Q: Do you foresee a time when Lennon-McCartney become an active songwriting partnership again?
A: No.
Q: Did you miss the Beatles and George Martin? Was there a moment, e.g., when you thought: “Wish Ringo was here for this break”?
A: No.
The announcement enraged John, who had longed to quit years ago but had always kept on in the band for the sake of their common good. Now here was Paul, self-centered as ever, not only walking out when he felt like it, but also making out he was first to want to. Or as John put it bitterly, saying he’d had enough long after everyone else had left the stage.
On May 20, Let It Be, the Beatles’ last film and final appearance together, received its British premiere simultaneously in London and Liverpool. A large billboard had been erected over the London Pavilion, on which four faces, fenced off from each other, stared out with expressions of faint nausea befitting this one more perfunctory ordeal. In Liverpool, a civic welcome waited in the foyer of the movie theater: the lord mayor, aldermen, dignitaries, and old friends. The train supposed to be bringing the Beatles pulled in to Lime Street, but they did not alight from it. Nor did they from the train after that. The civic welcome waited for the next train, and the next.

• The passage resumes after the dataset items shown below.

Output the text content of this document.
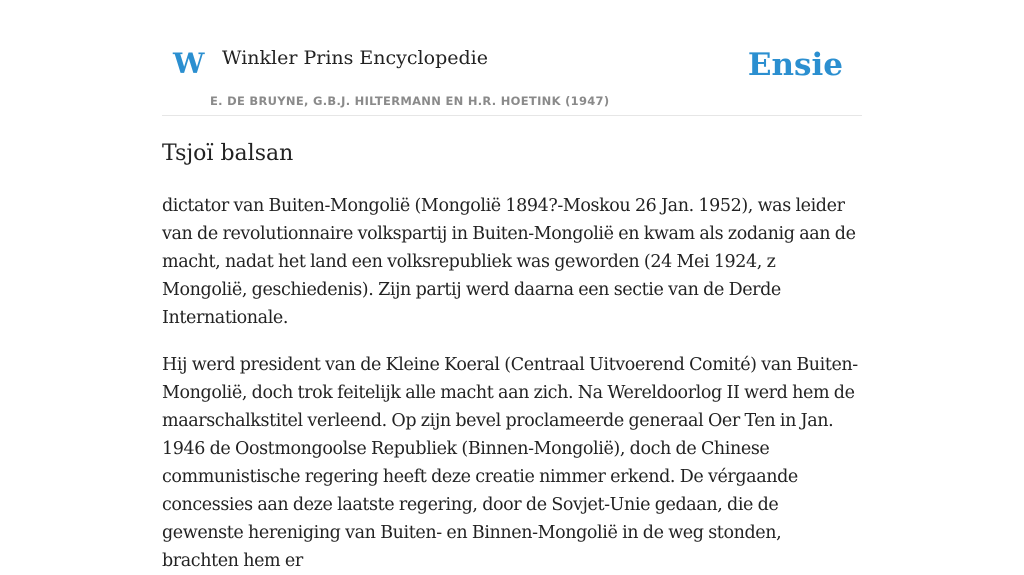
W Winkler Prins Encyclopedie
E. DE BRUYNE, G.B.J. HILTERMANN EN H.R. HOETINK (1947)
Ensie
Tsjoï balsan

dictator van Buiten-Mongolië (Mongolië 1894?-Moskou 26 Jan. 1952), was leider van de revolutionnaire volkspartij in Buiten-Mongolië en kwam als zodanig aan de macht, nadat het land een volksrepubliek was geworden (24 Mei 1924, z Mongolië, geschiedenis). Zijn partij werd daarna een sectie van de Derde Internationale.

Hij werd president van de Kleine Koeral (Centraal Uitvoerend Comité) van Buiten-Mongolië, doch trok feitelijk alle macht aan zich. Na Wereldoorlog II werd hem de maarschalkstitel verleend. Op zijn bevel proclameerde generaal Oer Ten in Jan. 1946 de Oostmongoolse Republiek (Binnen-Mongolië), doch de Chinese communistische regering heeft deze creatie nimmer erkend. De vérgaande concessies aan deze laatste regering, door de Sovjet-Unie gedaan, die de gewenste hereniging van Buiten- en Binnen-Mongolië in de weg stonden, brachten hem er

The Beatles were gone, but how could they be when the screen showed them as always: together, advancing? It was their last trick to make those tired, year-old scenes, at Twickenham studios and in the Apple basement, seem fresh and exciting, full of promise for the future that so obviously could not be. Let It Be was their sad fading; it was also the desperate sadness that they must fade. It was Paul and John singing “Two of Us,” rather pale and subdued like marriage partners after a terrible row, admitting they had been “chasing paper, getting nowhere,” but now seemingly in agreement about being “on our way home.” It was Paul when he sang “The Long and Winding Road” in its proper version, with only Billy Preston’s keyboard and himself on piano: his make-believe beard, his make-believe hobo suit, his great, round, regretful eyes. It was Paul again, singing “Let It Be,” the mollifying phrase of a Liverpool mother to a fractious child, as if he forgave and had been forgiven and everything would get better now.

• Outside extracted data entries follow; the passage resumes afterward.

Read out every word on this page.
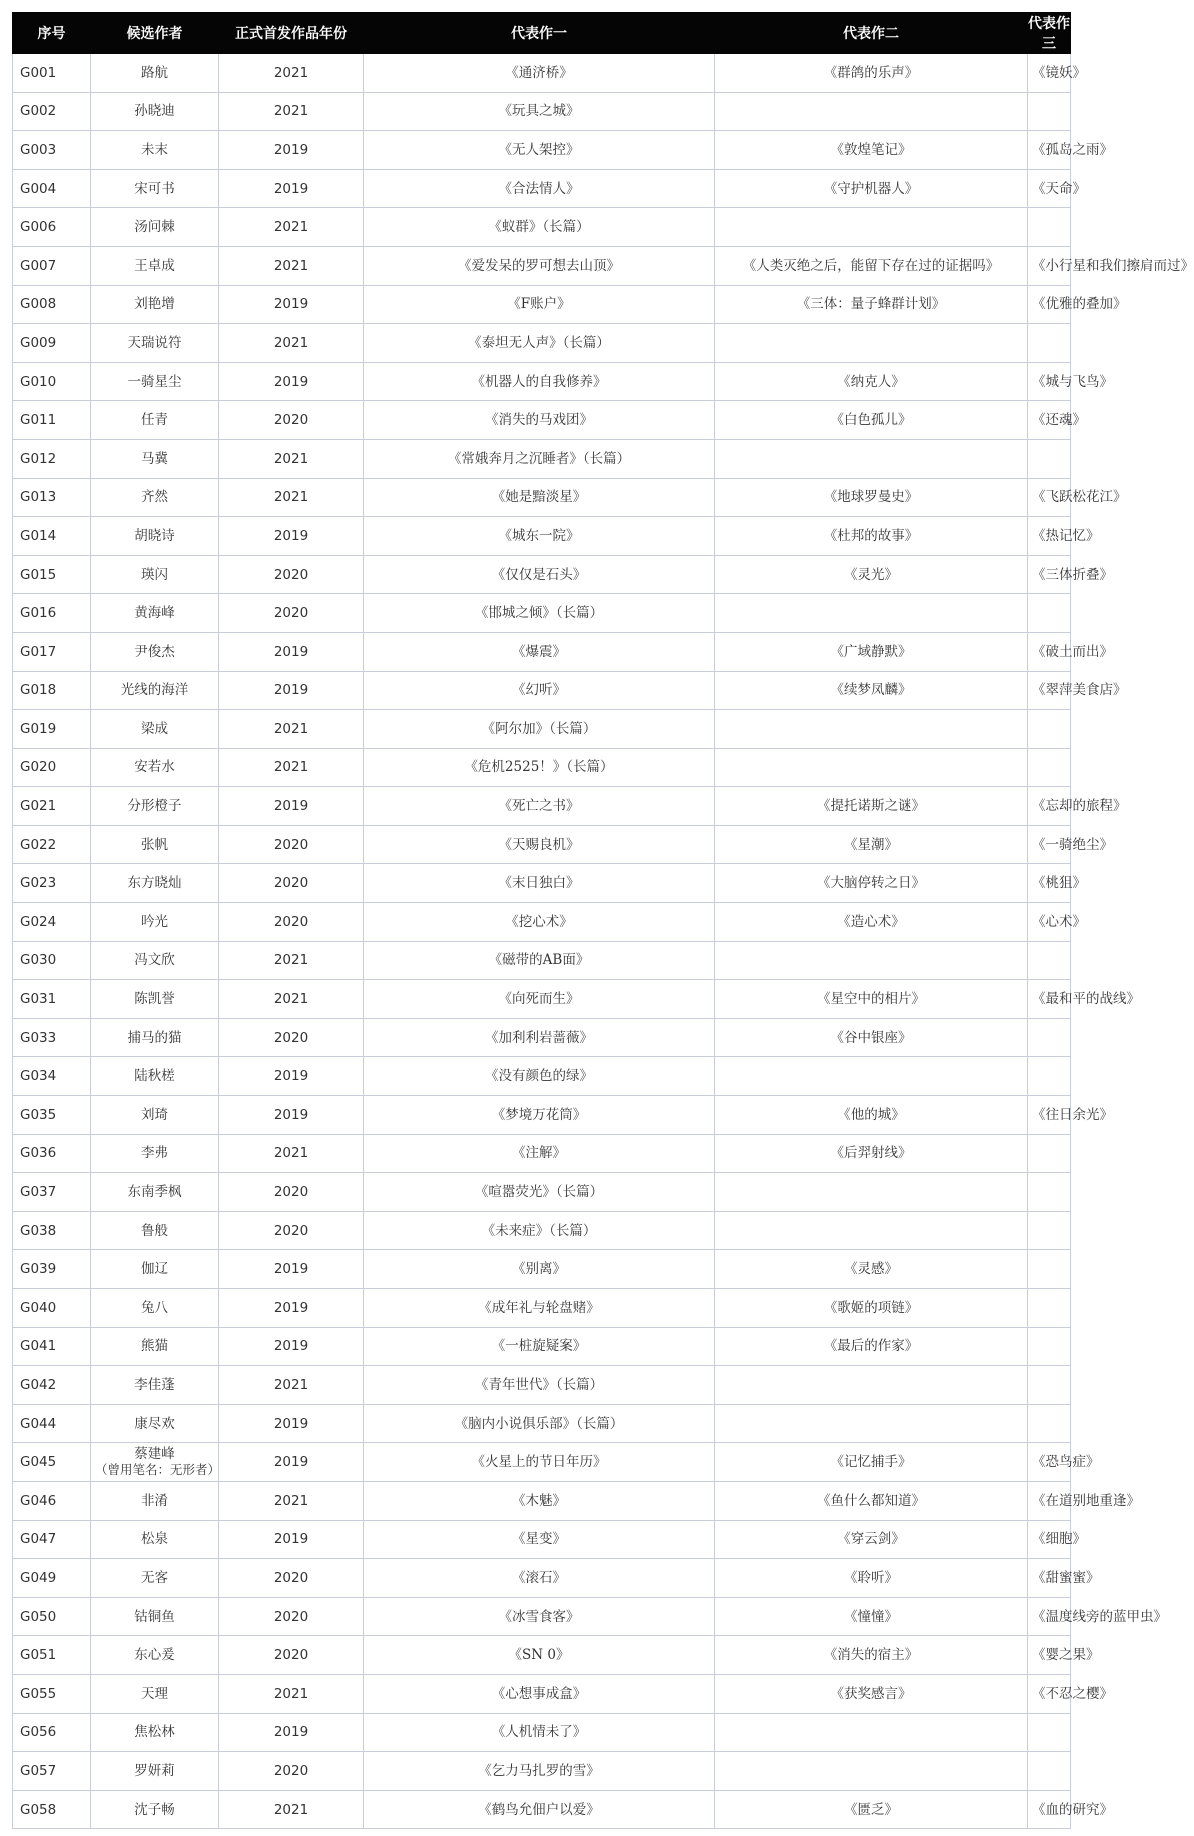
序号	候选作者	正式首发作品年份	代表作一	代表作二	代表作三
G001	路航	2021	《通济桥》	《群鸽的乐声》	《镜妖》
G002	孙晓迪	2021	《玩具之城》		
G003	未末	2019	《无人架控》	《敦煌笔记》	《孤岛之雨》
G004	宋可书	2019	《合法情人》	《守护机器人》	《天命》
G006	汤问棘	2021	《蚁群》（长篇）		
G007	王卓成	2021	《爱发呆的罗可想去山顶》	《人类灭绝之后，能留下存在过的证据吗》	《小行星和我们擦肩而过》
G008	刘艳增	2019	《F账户》	《三体：量子蜂群计划》	《优雅的叠加》
G009	天瑞说符	2021	《泰坦无人声》（长篇）		
G010	一骑星尘	2019	《机器人的自我修养》	《纳克人》	《城与飞鸟》
G011	任青	2020	《消失的马戏团》	《白色孤儿》	《还魂》
G012	马冀	2021	《常娥奔月之沉睡者》（长篇）		
G013	齐然	2021	《她是黯淡星》	《地球罗曼史》	《飞跃松花江》
G014	胡晓诗	2019	《城东一院》	《杜邦的故事》	《热记忆》
G015	瑛闪	2020	《仅仅是石头》	《灵光》	《三体折叠》
G016	黄海峰	2020	《邯城之倾》（长篇）		
G017	尹俊杰	2019	《爆震》	《广域静默》	《破土而出》
G018	光线的海洋	2019	《幻听》	《续梦凤麟》	《翠萍美食店》
G019	梁成	2021	《阿尔加》（长篇）		
G020	安若水	2021	《危机2525！》（长篇）		
G021	分形橙子	2019	《死亡之书》	《提托诺斯之谜》	《忘却的旅程》
G022	张帆	2020	《天赐良机》	《星潮》	《一骑绝尘》
G023	东方晓灿	2020	《末日独白》	《大脑停转之日》	《桃狙》
G024	吟光	2020	《挖心术》	《造心术》	《心术》
G030	冯文欣	2021	《磁带的AB面》		
G031	陈凯誉	2021	《向死而生》	《星空中的相片》	《最和平的战线》
G033	捕马的猫	2020	《加利利岩蔷薇》	《谷中银座》	
G034	陆秋槎	2019	《没有颜色的绿》		
G035	刘琦	2019	《梦境万花筒》	《他的城》	《往日余光》
G036	李弗	2021	《注解》	《后羿射线》	
G037	东南季枫	2020	《喧嚣荧光》（长篇）		
G038	鲁般	2020	《未来症》（长篇）		
G039	伽辽	2019	《别离》	《灵感》	
G040	兔八	2019	《成年礼与轮盘赌》	《歌姬的项链》	
G041	熊猫	2019	《一桩旋疑案》	《最后的作家》	
G042	李佳蓬	2021	《青年世代》（长篇）		
G044	康尽欢	2019	《脑内小说俱乐部》（长篇）		
G045	蔡建峰
（曾用笔名：无形者）	2019	《火星上的节日年历》	《记忆捕手》	《恐鸟症》
G046	非淆	2021	《木魅》	《鱼什么都知道》	《在道别地重逢》
G047	松泉	2019	《星变》	《穿云剑》	《细胞》
G049	无客	2020	《滚石》	《聆听》	《甜蜜蜜》
G050	钴铜鱼	2020	《冰雪食客》	《憧憧》	《温度线旁的蓝甲虫》
G051	东心爰	2020	《SN 0》	《消失的宿主》	《婴之果》
G055	天理	2021	《心想事成盒》	《获奖感言》	《不忍之樱》
G056	焦松林	2019	《人机情未了》		
G057	罗妍莉	2020	《乞力马扎罗的雪》		
G058	沈子畅	2021	《鹤鸟允佃户以爱》	《匮乏》	《血的研究》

It was the scene in Savile Row when lights still filled every Apple window, and the big white cars drew up outside. It was the day when clamor split the Mayfair skies; when people came across rooftops and climbed down fire escapes to look, and people in the streets stared upward. It was the old soldier in a porkpie hat whom the film crew stopped and asked for comment: “Yus—well, the Beatles, what I
say is, you can’t beat ’em. They’re out on their own. They’re good people. I say, good luck to ’em.”
It was the rooftop concert with their hair blowing into their eyes, with Ringo in a red plastic raincoat, George in green trousers, John in a ladies’ short fur coat. It was four musicians playing together as no four musicians ever could or ever would again. It was voices singing “The One After 909,” the way they used to on truant afternoons at Forthlin Road. It was slow-motion guitars in the biting wind as John summed up their gift to their generation, all those World War II babies who’d thought there was nothing ahead but grayness and rationing. “Everybody had a good time. Everybody had a wet dream. Everybody let their hair down. Everybody saw the sun shine.” It was “Get Back” dying into discord as the police finally found their way up to the roof, as the drumbeat failed, the electricity was turned off, and the derisive Lennon voice speaking as if in mock humility to Larry Parnes, all those years ago at the Jacaranda Club:
“I’d like to thank you very much from the group and ourselves, and I hope we passed the audition.”
PART FIVE
LASTING
TWENTY
“I JUST BELIEVE IN ME. YOKO AND ME”
The breakup, in fact, was to stretch over fifteen months, between September 1969, when John told the other three privately that he wanted out, and December 1970, when Paul confirmed the split unequivocally by beginning unilateral legal action against Allen Klein. It was an odd period of limbo, with all four Beatles leading determinedly separate lives and billions of fans still hoping, even praying, for their reconciliation.